Maybe this is too much to ask. [Yes, I repeated myself.] Can we actually invent institutions? Can we make art in ways that don't model economic systems? Maybe not. Or maybe only rarely, or in the most feeble way. Artists are part of the economy, and thus our “production” fits into existing economies. If there is a chance to employ a new model (and there might not be), it would probably be exceedingly uncommon. And maybe this is the wrong place to focus any energy on.

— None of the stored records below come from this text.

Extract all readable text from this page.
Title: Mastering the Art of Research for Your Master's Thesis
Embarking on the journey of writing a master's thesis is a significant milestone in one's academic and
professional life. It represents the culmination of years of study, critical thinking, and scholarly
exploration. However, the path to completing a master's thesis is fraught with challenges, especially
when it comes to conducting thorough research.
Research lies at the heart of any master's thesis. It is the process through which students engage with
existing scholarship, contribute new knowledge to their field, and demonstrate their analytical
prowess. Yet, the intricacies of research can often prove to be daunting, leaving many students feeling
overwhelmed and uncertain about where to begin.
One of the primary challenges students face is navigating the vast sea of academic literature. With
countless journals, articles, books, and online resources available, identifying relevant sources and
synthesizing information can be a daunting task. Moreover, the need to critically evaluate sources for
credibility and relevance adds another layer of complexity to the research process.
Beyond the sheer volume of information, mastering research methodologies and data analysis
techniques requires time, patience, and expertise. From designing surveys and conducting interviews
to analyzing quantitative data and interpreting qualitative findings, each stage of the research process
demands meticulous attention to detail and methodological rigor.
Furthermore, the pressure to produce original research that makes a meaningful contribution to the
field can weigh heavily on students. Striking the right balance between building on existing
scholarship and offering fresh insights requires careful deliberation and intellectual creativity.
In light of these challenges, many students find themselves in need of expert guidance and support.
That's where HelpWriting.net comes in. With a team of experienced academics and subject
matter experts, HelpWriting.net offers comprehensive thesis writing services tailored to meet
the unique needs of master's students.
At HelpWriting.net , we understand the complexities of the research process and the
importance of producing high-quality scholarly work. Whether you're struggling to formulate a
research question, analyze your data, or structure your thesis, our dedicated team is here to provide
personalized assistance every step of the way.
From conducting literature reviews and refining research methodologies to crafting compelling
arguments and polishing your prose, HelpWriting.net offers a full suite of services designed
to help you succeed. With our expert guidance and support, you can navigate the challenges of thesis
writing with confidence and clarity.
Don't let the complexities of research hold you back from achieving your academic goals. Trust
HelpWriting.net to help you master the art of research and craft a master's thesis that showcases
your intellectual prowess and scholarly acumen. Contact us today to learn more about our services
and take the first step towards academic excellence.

In 2012 I was very lucky to teach a workshop at the Tokyo Institute of Technology. I taught science students at one of Japan's best science universities. The professor who organized the workshops (economist Noboru HIDANO) was interested in expanding students thinking with other disciplines like art and music. There was implicit in this the question of what differences exist and what similarities are shared between art and science. My take at the time was they tended to use the same paths of “creativity” and critical thinking, but the conclusions ended up going in different directions: science being “reductivist” [I'm not intending any negative value judgements here], finding the simple in the complex, etc., art being something that makes simple things complicated, being less disciplined and finding understanding provisional (before the fact).

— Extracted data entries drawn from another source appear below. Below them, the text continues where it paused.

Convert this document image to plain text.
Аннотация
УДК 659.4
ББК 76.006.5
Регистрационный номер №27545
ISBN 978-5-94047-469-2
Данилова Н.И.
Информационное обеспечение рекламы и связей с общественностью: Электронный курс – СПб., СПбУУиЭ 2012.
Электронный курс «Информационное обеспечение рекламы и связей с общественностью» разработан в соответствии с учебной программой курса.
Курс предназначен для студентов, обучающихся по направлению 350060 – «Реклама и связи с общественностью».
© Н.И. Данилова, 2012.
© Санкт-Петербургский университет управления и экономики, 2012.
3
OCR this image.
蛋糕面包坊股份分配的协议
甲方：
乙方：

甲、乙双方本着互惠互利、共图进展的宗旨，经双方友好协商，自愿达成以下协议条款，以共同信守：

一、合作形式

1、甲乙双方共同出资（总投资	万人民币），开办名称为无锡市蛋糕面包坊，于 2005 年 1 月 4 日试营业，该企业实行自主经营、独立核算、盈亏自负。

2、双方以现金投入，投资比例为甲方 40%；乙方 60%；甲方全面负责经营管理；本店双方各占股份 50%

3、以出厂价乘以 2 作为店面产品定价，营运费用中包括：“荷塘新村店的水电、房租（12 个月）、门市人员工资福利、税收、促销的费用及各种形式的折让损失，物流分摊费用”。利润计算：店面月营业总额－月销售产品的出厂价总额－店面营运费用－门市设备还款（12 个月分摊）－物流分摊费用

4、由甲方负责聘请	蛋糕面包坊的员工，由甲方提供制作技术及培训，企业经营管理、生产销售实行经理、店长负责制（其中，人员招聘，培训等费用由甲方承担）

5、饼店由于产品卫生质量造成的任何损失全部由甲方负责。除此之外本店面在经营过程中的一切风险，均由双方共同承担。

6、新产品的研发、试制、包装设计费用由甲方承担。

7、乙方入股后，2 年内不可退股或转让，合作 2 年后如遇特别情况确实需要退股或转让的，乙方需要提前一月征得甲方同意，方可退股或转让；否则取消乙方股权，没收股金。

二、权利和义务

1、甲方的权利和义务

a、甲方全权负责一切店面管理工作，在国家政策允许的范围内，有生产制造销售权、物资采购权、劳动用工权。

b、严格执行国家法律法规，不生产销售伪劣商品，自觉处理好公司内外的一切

I'm exploring different thoughts now. This may not be the best way to explain it, and it is oversimplified (because art and science do both of these things) but maybe we can think of science trying to understand the world and art trying to make a world. When I say making of a world (really, worlds), this doesn't necessarily mean making objects (though obviously… ) but more like making ideas, or putting things into play. [Here think of Draxler's essay on Krebber.]

This talk of science and art is all to make a plea. I'm interested in science and I think it is useful to compare art and science. These two disciplines are very different, but it is precisely these differences, along with their (sometime surprising) similarities, that is important to think about. Science has many disciplines within it, and within those disciplines, many motivations. To demand science be practical, or that it be measured by its usefulness, seems incredibly short-sighted to me. But this is what so often happens in art. Art must be this way or that. If it isn't political (and this will be my main example here) it isn't worth doing. It's just twiddling around with paint, not helping anyone, clipping your toenails while the house burns down.

Not revealing something (research-based work not revealing something?)

Art’s conservatism and the “one variable” problem

Art as, not a discovery of the world (science), but a making of the world (making of ideas?)

— Aaron Van Dyke


This texts were written for summer school at the Poor Farm. It was intended to be read there in 2016, but wasn't finished… it remains unfinished. This version (or something very close to it) was read at summer school at the Poor Farm in 2018 by Sara Suppan, in the middle of the night, in the middle of Wisconsin. Thanks Sara!